Thunder, lightning and Black Diamonds combine to ground AirFest
A thunderstorm and lightning forced organizers to cancel the show after about half the performances. The main act, the Black Diamond Jet Team, which was scheduled near the end of the show, did not perform its twilight act.
AirFest Executive Director Tom Morgan said he regretted the inconvenience to spectators and performers. Those in attendance Friday were given two adult tickets redeemable for general admission either today or tomorrow.
The National Weather Service forecast calls for a 50 percent chance of showers and thunderstorms today with mostly sunny and hot conditions Sunday.
Even if weather cooperates today and tomorrow, AirFest will be without a complete lead jet team. The Black Diamonds announced Friday that it will not fly its two MiG-17 subsonic jets, a key component of the team’s performance. The MiGs perform aggressive opposing solo maneuvers while the team’s L-39 Albatros jets have a more graceful, smoother routine.
Jerry Kirby, a spokesman for the Black Diamond team, said at least two of the team’s six L-39s will not be at the show Saturday or Sunday in addition to the absence of the two MiGs.
“We are planning a four-jet performance with L-39s,” Kirby said. “But we are prepared to go with three. The MiGs will not be appearing.”
Only three L-39s were on the flight line Friday evening before they were pushed off into hangers prior to the thunderstorm.
Kirby said the team does not fly in rain.
“It’s like taking sandpaper to the aircraft,” he said. “It just peels off the paint. We don’t fly in rain.”

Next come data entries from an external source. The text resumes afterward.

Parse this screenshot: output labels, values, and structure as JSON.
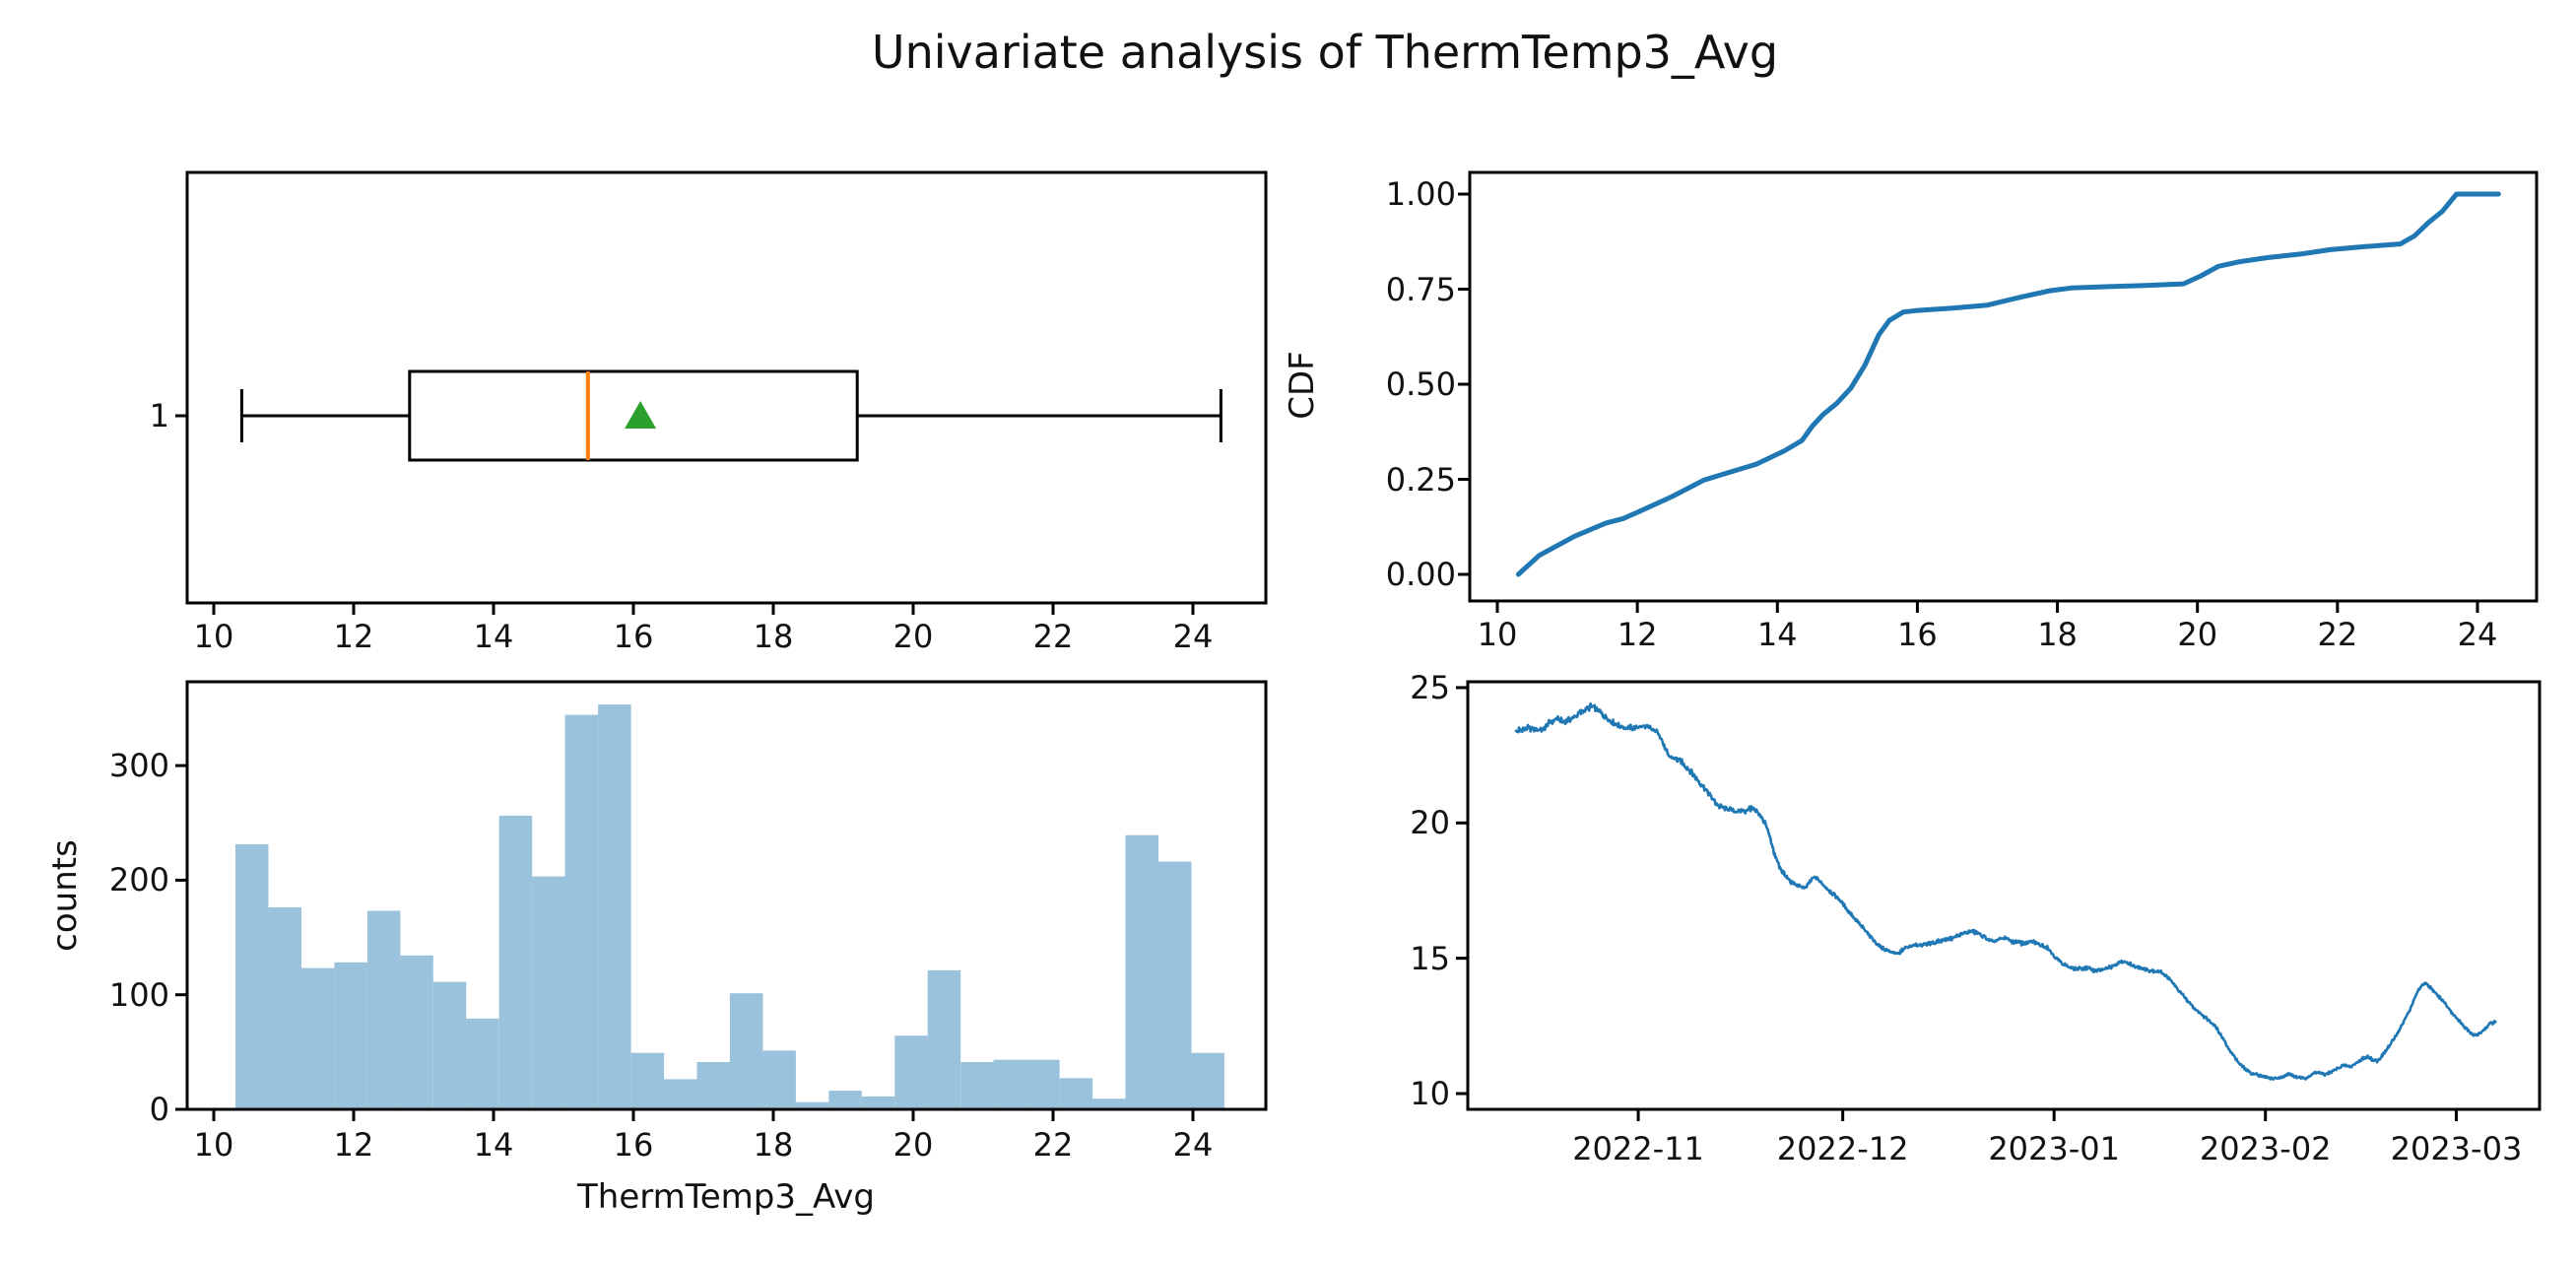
{
  "title": "Univariate analysis of ThermTemp3_Avg",
  "colors": {
    "line": "#1f77b4",
    "bar": "#9ac2dd",
    "median": "#ff7f0e",
    "mean": "#2ca02c",
    "axis": "#000000",
    "text": "#111111"
  },
  "chart_data": [
    {
      "id": "boxplot",
      "type": "boxplot",
      "position_label": "1",
      "whisker_low": 10.4,
      "q1": 12.8,
      "median": 15.35,
      "mean": 16.1,
      "q3": 19.2,
      "whisker_high": 24.4,
      "xticks": [
        10,
        12,
        14,
        16,
        18,
        20,
        22,
        24
      ],
      "xlim": [
        9.6,
        25.05
      ]
    },
    {
      "id": "cdf",
      "type": "line",
      "ylabel": "CDF",
      "yticks": [
        "0.00",
        "0.25",
        "0.50",
        "0.75",
        "1.00"
      ],
      "xticks": [
        10,
        12,
        14,
        16,
        18,
        20,
        22,
        24
      ],
      "xlim": [
        9.6,
        24.85
      ],
      "ylim": [
        -0.06,
        1.06
      ],
      "points": [
        [
          10.3,
          0.0
        ],
        [
          10.6,
          0.05
        ],
        [
          11.1,
          0.1
        ],
        [
          11.55,
          0.135
        ],
        [
          11.8,
          0.147
        ],
        [
          12.0,
          0.163
        ],
        [
          12.5,
          0.205
        ],
        [
          12.95,
          0.248
        ],
        [
          13.2,
          0.262
        ],
        [
          13.7,
          0.29
        ],
        [
          14.1,
          0.325
        ],
        [
          14.35,
          0.352
        ],
        [
          14.5,
          0.39
        ],
        [
          14.65,
          0.42
        ],
        [
          14.85,
          0.45
        ],
        [
          15.05,
          0.49
        ],
        [
          15.25,
          0.55
        ],
        [
          15.45,
          0.63
        ],
        [
          15.6,
          0.668
        ],
        [
          15.8,
          0.69
        ],
        [
          16.0,
          0.694
        ],
        [
          16.5,
          0.7
        ],
        [
          17.0,
          0.708
        ],
        [
          17.5,
          0.73
        ],
        [
          17.9,
          0.746
        ],
        [
          18.2,
          0.753
        ],
        [
          18.8,
          0.757
        ],
        [
          19.3,
          0.76
        ],
        [
          19.8,
          0.764
        ],
        [
          20.05,
          0.785
        ],
        [
          20.3,
          0.81
        ],
        [
          20.6,
          0.822
        ],
        [
          21.0,
          0.833
        ],
        [
          21.5,
          0.843
        ],
        [
          21.9,
          0.854
        ],
        [
          22.4,
          0.862
        ],
        [
          22.9,
          0.869
        ],
        [
          23.1,
          0.89
        ],
        [
          23.3,
          0.925
        ],
        [
          23.5,
          0.955
        ],
        [
          23.7,
          1.0
        ],
        [
          24.3,
          1.0
        ]
      ]
    },
    {
      "id": "histogram",
      "type": "bar",
      "ylabel": "counts",
      "xlabel": "ThermTemp3_Avg",
      "yticks": [
        0,
        100,
        200,
        300
      ],
      "xticks": [
        10,
        12,
        14,
        16,
        18,
        20,
        22,
        24
      ],
      "bin_start": 10.31,
      "bin_width": 0.4713,
      "counts": [
        230,
        175,
        122,
        127,
        172,
        133,
        110,
        78,
        255,
        202,
        343,
        352,
        48,
        25,
        40,
        100,
        50,
        5,
        15,
        10,
        63,
        120,
        40,
        42,
        42,
        26,
        8,
        238,
        215,
        48
      ],
      "ylim": [
        0,
        373
      ]
    },
    {
      "id": "timeseries",
      "type": "line",
      "yticks": [
        10,
        15,
        20,
        25
      ],
      "xtick_labels": [
        "2022-11",
        "2022-12",
        "2023-01",
        "2023-02",
        "2023-03"
      ],
      "xtick_days": [
        18,
        48,
        79,
        110,
        138
      ],
      "start_date": "2022-10-14",
      "ylim": [
        9.4,
        25.2
      ],
      "points": [
        [
          0,
          23.4
        ],
        [
          2,
          23.5
        ],
        [
          4,
          23.45
        ],
        [
          5,
          23.7
        ],
        [
          6,
          23.85
        ],
        [
          7,
          23.75
        ],
        [
          8.5,
          23.9
        ],
        [
          10,
          24.15
        ],
        [
          11,
          24.3
        ],
        [
          12,
          24.2
        ],
        [
          13,
          23.95
        ],
        [
          14,
          23.75
        ],
        [
          15,
          23.6
        ],
        [
          16.5,
          23.5
        ],
        [
          18,
          23.55
        ],
        [
          19,
          23.6
        ],
        [
          20,
          23.45
        ],
        [
          21,
          23.35
        ],
        [
          21.7,
          22.9
        ],
        [
          22.4,
          22.5
        ],
        [
          23.2,
          22.4
        ],
        [
          24.2,
          22.3
        ],
        [
          25.2,
          22.05
        ],
        [
          26,
          21.8
        ],
        [
          27,
          21.5
        ],
        [
          28,
          21.2
        ],
        [
          29,
          20.85
        ],
        [
          30,
          20.6
        ],
        [
          31.2,
          20.5
        ],
        [
          32.5,
          20.42
        ],
        [
          33.8,
          20.45
        ],
        [
          34.8,
          20.55
        ],
        [
          35.8,
          20.3
        ],
        [
          36.6,
          20.0
        ],
        [
          37.3,
          19.45
        ],
        [
          38,
          18.85
        ],
        [
          38.7,
          18.4
        ],
        [
          39.5,
          18.05
        ],
        [
          40.5,
          17.8
        ],
        [
          41.5,
          17.65
        ],
        [
          42.5,
          17.6
        ],
        [
          43.4,
          17.9
        ],
        [
          44.1,
          18.0
        ],
        [
          45,
          17.75
        ],
        [
          46,
          17.5
        ],
        [
          47,
          17.3
        ],
        [
          48,
          17.0
        ],
        [
          49,
          16.7
        ],
        [
          50,
          16.4
        ],
        [
          51,
          16.1
        ],
        [
          52,
          15.8
        ],
        [
          53,
          15.55
        ],
        [
          54,
          15.35
        ],
        [
          55,
          15.25
        ],
        [
          56,
          15.15
        ],
        [
          57,
          15.35
        ],
        [
          58,
          15.45
        ],
        [
          59.5,
          15.5
        ],
        [
          61,
          15.55
        ],
        [
          62.5,
          15.65
        ],
        [
          64,
          15.75
        ],
        [
          65.5,
          15.9
        ],
        [
          67,
          16.0
        ],
        [
          68,
          15.9
        ],
        [
          69,
          15.75
        ],
        [
          70,
          15.6
        ],
        [
          71,
          15.7
        ],
        [
          72,
          15.75
        ],
        [
          73,
          15.6
        ],
        [
          74.5,
          15.55
        ],
        [
          76,
          15.6
        ],
        [
          77,
          15.5
        ],
        [
          78,
          15.4
        ],
        [
          79,
          15.1
        ],
        [
          80,
          14.85
        ],
        [
          81,
          14.7
        ],
        [
          82,
          14.6
        ],
        [
          83.5,
          14.65
        ],
        [
          85,
          14.55
        ],
        [
          86.5,
          14.6
        ],
        [
          88,
          14.75
        ],
        [
          89,
          14.9
        ],
        [
          90.5,
          14.75
        ],
        [
          92,
          14.6
        ],
        [
          93.5,
          14.55
        ],
        [
          95,
          14.45
        ],
        [
          96,
          14.2
        ],
        [
          97,
          13.9
        ],
        [
          98,
          13.6
        ],
        [
          99,
          13.3
        ],
        [
          100,
          13.05
        ],
        [
          101,
          12.85
        ],
        [
          102,
          12.65
        ],
        [
          102.8,
          12.45
        ],
        [
          103.6,
          12.1
        ],
        [
          104.4,
          11.75
        ],
        [
          105.2,
          11.45
        ],
        [
          106,
          11.15
        ],
        [
          107,
          10.9
        ],
        [
          108,
          10.75
        ],
        [
          109.5,
          10.65
        ],
        [
          111,
          10.55
        ],
        [
          112.5,
          10.62
        ],
        [
          113.5,
          10.72
        ],
        [
          114.5,
          10.62
        ],
        [
          115.5,
          10.55
        ],
        [
          116.5,
          10.65
        ],
        [
          117.5,
          10.8
        ],
        [
          118.5,
          10.7
        ],
        [
          119.5,
          10.78
        ],
        [
          120.5,
          10.92
        ],
        [
          121.5,
          11.05
        ],
        [
          122.5,
          11.0
        ],
        [
          123.5,
          11.15
        ],
        [
          124.3,
          11.3
        ],
        [
          125,
          11.35
        ],
        [
          125.8,
          11.25
        ],
        [
          126.5,
          11.2
        ],
        [
          127.3,
          11.45
        ],
        [
          128,
          11.7
        ],
        [
          128.8,
          12.0
        ],
        [
          129.5,
          12.3
        ],
        [
          130.3,
          12.65
        ],
        [
          131,
          13.0
        ],
        [
          131.7,
          13.4
        ],
        [
          132.4,
          13.8
        ],
        [
          133,
          14.0
        ],
        [
          133.6,
          14.05
        ],
        [
          134.3,
          13.9
        ],
        [
          135.2,
          13.65
        ],
        [
          136.1,
          13.4
        ],
        [
          137,
          13.1
        ],
        [
          138,
          12.8
        ],
        [
          139,
          12.5
        ],
        [
          140,
          12.25
        ],
        [
          140.8,
          12.15
        ],
        [
          141.6,
          12.25
        ],
        [
          142.4,
          12.45
        ],
        [
          143.1,
          12.6
        ],
        [
          143.8,
          12.65
        ]
      ]
    }
  ]
}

The star of Friday’s show was Art Nalls in his Sea Harrier hover jet. Nalls, a former Harrier test pilot, thrilled the sparse crowd before the rain and lightning came with high-speed flyovers, a moon walk flying 30 knots backwards and a bow to the crowd while hovering.
Gates at the Southern Wisconsin Regional Airport open today and tomorrow at 9 a.m. with shows both days beginning at 11:30 a.m.
All performers are scheduled both days, weather permitting.
Kealy opens up for AirFest
What do you do when your restaurant is surrounded by a full-blown air show?
If you’re Matt Kealy, you offer the everyday menu and operate during normal hours.
“We want to be a part of this great event,” Kealy said Friday during a break. “Just come on out for breakfast or lunch. We’re open from 6 a.m. until 3 p.m. both days.
One problem for Kealy is getting the word out regarding parking at Kealy’s Kafe.
“You don’t have to have an AirFest ticket to eat with us, and you can drive right up to the terminal like you always do,” he said. “We hope you are here to enjoy AirFest, but if not, come on out for breakfast or lunch.”
First in first aid
If you need first aid, volunteer nurses from Beloit Memorial Hospital are on call and on the scene all the time at AirFest.
“We are here for the minor things such as low or high blood pressure, bee stings, too much sun, minor cuts and things like that,” said Beloit Memorial Hospital’s Dr. Pierre Charles.
“For trauma situations, there are paramedics here for treatment and a trip to the hospital.”
Canadians at AirFest
“Did you know that Manitoba has the second highest concentration of French-speaker Canadians province-wise?” asked Master Capt. Graham Solomon of the Canadian Air Force.
“Really,” replied Capt. Max Chevalier, the only member of the Canadian group with a French name.
Solomon, Chevalier, Capt. Steve Brake and Capt. Jackie Book were at AirFest (at the end of the static flight line next to the KC-135 Stratotanker) to introduce spectators to the Grob 120A, a German basic trainer used by the Canadian Air Force.
The two Grob 120As are dwarfed by the KC-135, so look closely or you’ll miss them. The Canadians are all instructors at the fight training school in Southport, Manitoba.
And the province with the highest concentration of French-speaking Canadians?
“It’s Quebec, of course,” Solomon said.